Pat Gamberdella, a life-long-resident of the city, called the police when he noticed Wednesday morning that the statue was vandalized, NBC New York reports.
The head was subsequently found discarded in a park about a mile north of the Bronx.
"It's very upsetting that American values have sunken to the level they are today," Gamberdella said. "It's unfortunate because I did go up there and I did see it all smashed."
Yonkers police investigating the incident believe that the decapitation could be fallout from the deadly protests over the Robert E. Lee statue in Charlottesville, Va.
Gamberdella did not agree with those who would want to take down the statue, however.
"We can't just desecrate a monument to them just because you don't like what they did," he said.
Westchester County Executive Robert Astorino agreed, saying that the desecration of statues "must stop."
"The statue craziness is getting absolutely ridiculous and must stop.
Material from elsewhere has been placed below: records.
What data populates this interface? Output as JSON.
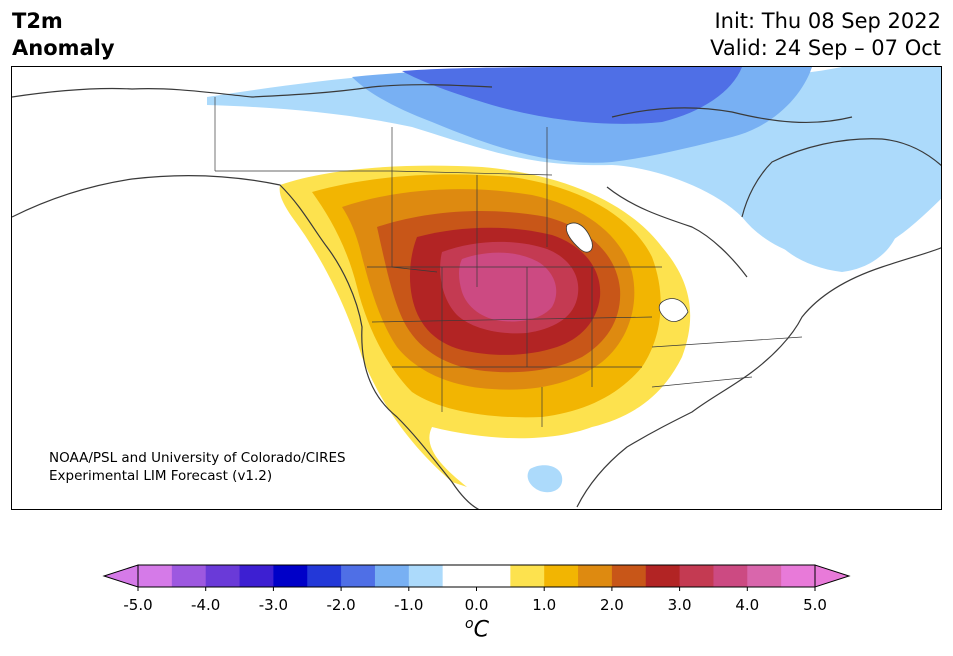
{
  "title": {
    "line1": "T2m",
    "line2": "Anomaly"
  },
  "dates": {
    "init": "Init: Thu 08 Sep 2022",
    "valid": "Valid: 24 Sep – 07 Oct"
  },
  "credit": {
    "line1": "NOAA/PSL and University of Colorado/CIRES",
    "line2": "Experimental LIM Forecast (v1.2)"
  },
  "colorbar": {
    "ticks": [
      "-5.0",
      "-4.0",
      "-3.0",
      "-2.0",
      "-1.0",
      "0.0",
      "1.0",
      "2.0",
      "3.0",
      "4.0",
      "5.0"
    ],
    "unit_main": "C",
    "unit_sup": "o",
    "colors": [
      "#d57ae8",
      "#9d58e0",
      "#6a3ad8",
      "#3d1fd2",
      "#0000c8",
      "#2338d8",
      "#4f6fe6",
      "#78b0f3",
      "#acdafb",
      "#ffffff",
      "#ffffff",
      "#fde24e",
      "#f2b502",
      "#de8a10",
      "#c85618",
      "#b22424",
      "#c43a52",
      "#cc4a82",
      "#d966ac",
      "#e87ad9"
    ]
  },
  "colors": {
    "land_outline": "#3a3a3a",
    "cold_light": "#acdafb",
    "cold_mid": "#78b0f3",
    "cold_strong": "#4f6fe6",
    "warm_1": "#fde24e",
    "warm_2": "#f2b502",
    "warm_3": "#de8a10",
    "warm_4": "#c85618",
    "warm_5": "#b22424",
    "warm_6": "#c43a52",
    "warm_7": "#cc4a82"
  }
}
We are a society of laws, not mob rule," he said in a statement.
Even opponents of the statue said that the beheading was too much. Chancel Cleckley said that looking at "oppressors" daily is an issue, but that defacing the statue was not the solution.
"I think it should be taken down, but I don't think going about it and defacing it is the way to do it," Cleckley said. "That just makes the other side angry."
The Yonkers Columbus statue is not the only statue subject to controversy in New York. New York City's Christopher Columbus monument, located in Columbus Circle, may be next to go.